13 thoughts on “Drive-In Theaters”

  1. I’m getting better use of my Netflix subscription now than I ever did before. Binge watching movies I missed in the theaters.

  2. There’s one in our area that’s incredibly popular during the summer. They’re having to delay their opening, though, because even though seeing the movie in your car would be super safe, they’d still have to worry about the restrooms, and all of their actual profits come from concessions, which would be harder to handle.

  3. I’ve seen a couple of reports on churches moving their sunday services to drive-in theaters. I think that’s a superb idea.

    I’ve never understood the move away from drive-ins. When I was young, I was fortunate to live in an area that still had one (they have been a dying breed for a very long time – even way back in the 90’s). I loved it – and hated walk-in ones. Still do. There’s only one (!) remaining drive-in in Arizona, and it’s over 100 miles from me. I would love to see them make a comeback.

    There’s also the fact that a drive-in is a lot cheaper to build than a walk-in.

    1. At least here in the Northeast the drive-in was killed by one fact. All that beautiful (zoned commercial) land. Drive ins were May-October at best and the lot was so huge that selling it off made far more money than running it. I know of at least 3 that are now Shopping Centers.

      1. That’s a very good point.

        I fell into the trap of local thinking; I’m in a rural area, where land costs are nowhere near the issue they are in an urban or suburban environment. Heck, the local drive-in sat abandoned for decades here. It closed way back in 1986, and by the time I saw in in the early 2000’s, the screen was long gone, as was the concession building, but it still had the parking plus posts for the window speakers. They cleared the lot around 2009, and since then it’s stood as a vacant lot, for sale. And this is a pretty prosperous area.

    2. Drive-ins have been disappearing since well before the 90’s. One of the two near my hometown in Michigan closed in 1969. Another, in Downey, CA, closed during the year I lived there in 1976. There were 4,600 drive-ins in the 50’s. Only about 300 left now.

  4. If you have a good sound system in your car a drive can be as good as a sit down theater. The one in Granbury TX told you to tune to a FM station to get the sound. They even pulled up all the posts the old metal window speaker hung on. That was 20 years ago, and as far as I know, it is still open.

  5. There’s one about fifty miles from here that we went to one time. Was interesting watching a movie while the Canada Day fireworks were going off in the sky behind the screen.
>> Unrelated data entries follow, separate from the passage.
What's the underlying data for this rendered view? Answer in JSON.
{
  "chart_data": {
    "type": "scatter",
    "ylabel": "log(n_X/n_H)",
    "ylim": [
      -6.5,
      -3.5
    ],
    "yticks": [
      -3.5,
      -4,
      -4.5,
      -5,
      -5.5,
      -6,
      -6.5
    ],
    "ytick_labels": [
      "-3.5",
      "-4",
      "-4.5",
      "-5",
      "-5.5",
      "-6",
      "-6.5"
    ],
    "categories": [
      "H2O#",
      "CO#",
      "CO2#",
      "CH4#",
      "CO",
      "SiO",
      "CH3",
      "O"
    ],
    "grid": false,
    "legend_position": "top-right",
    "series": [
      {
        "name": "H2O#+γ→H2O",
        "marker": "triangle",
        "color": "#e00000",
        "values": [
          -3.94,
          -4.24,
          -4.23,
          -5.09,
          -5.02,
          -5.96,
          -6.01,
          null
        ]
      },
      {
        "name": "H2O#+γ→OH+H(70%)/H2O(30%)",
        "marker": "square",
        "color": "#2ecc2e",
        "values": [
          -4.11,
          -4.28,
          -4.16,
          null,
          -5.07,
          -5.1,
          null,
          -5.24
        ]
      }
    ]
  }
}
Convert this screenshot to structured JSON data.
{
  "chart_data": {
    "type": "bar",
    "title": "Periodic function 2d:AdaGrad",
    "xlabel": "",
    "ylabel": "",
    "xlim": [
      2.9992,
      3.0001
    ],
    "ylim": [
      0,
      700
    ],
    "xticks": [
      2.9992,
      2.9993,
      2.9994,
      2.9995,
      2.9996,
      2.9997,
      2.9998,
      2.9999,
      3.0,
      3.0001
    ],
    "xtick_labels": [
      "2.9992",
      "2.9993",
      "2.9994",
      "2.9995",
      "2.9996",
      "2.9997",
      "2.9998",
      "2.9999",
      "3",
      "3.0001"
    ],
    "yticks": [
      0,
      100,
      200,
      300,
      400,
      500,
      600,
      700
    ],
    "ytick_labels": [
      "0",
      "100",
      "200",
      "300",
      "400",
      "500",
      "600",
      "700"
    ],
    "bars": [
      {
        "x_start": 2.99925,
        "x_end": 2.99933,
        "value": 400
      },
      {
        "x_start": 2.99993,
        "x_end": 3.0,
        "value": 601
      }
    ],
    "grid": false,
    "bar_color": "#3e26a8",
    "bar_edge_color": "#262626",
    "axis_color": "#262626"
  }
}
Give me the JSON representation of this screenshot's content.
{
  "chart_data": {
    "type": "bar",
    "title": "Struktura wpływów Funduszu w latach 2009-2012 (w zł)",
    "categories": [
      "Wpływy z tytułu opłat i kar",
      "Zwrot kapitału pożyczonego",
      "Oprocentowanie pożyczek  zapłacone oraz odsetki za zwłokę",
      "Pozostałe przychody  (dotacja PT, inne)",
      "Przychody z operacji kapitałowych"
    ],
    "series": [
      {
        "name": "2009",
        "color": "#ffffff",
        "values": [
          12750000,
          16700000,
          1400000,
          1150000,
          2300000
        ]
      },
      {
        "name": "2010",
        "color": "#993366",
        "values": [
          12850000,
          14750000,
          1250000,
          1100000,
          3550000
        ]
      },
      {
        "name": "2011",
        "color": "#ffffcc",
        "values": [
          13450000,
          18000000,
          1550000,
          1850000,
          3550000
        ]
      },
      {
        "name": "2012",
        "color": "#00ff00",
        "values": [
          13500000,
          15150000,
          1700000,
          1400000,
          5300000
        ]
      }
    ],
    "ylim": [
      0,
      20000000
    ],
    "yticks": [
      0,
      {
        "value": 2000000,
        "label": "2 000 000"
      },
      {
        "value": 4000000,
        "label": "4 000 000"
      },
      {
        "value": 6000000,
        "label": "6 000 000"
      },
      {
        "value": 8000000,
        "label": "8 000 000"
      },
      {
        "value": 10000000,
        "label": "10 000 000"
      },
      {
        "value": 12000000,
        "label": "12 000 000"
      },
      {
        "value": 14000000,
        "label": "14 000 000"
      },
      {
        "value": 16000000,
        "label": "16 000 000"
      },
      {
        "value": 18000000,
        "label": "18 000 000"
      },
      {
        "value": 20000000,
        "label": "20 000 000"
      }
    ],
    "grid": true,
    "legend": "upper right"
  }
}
    The other one near here was closed a few years ago because they couldn’t afford to upgrade to a digital projector. That may be what closed most of them that survived into the 21st century; its’ one thing to run a drive-in as a hobby using existing equipment, but something else to invest a hundred thousand dollars in replacing that equipment.

  6. Here in Jacksonville N.C., there were three drive-in theaters. One of those showed porno movies. There are none now. We do have drive-in restaurants. Those are doing good. One idea would be to build a drive-in funeral parlor. Everybody sits in their car during the funeral.

    And how about drive-in doctors offices? The doctor goes to car, to car, checking the patients.

  7. I’m just the right age to remember drive-in sex. Most folks complained of discomfort, but I had a 1954 Buick sedan with bench seats front and back and six feet between the door handles.

  8. We still have a two screen drive in in my town. It shows double features on each screen so there is usually a movie I’m interested in watching.

    Maybe they should use it for a drive in funeral parlor for the next month or so until it is movie season again.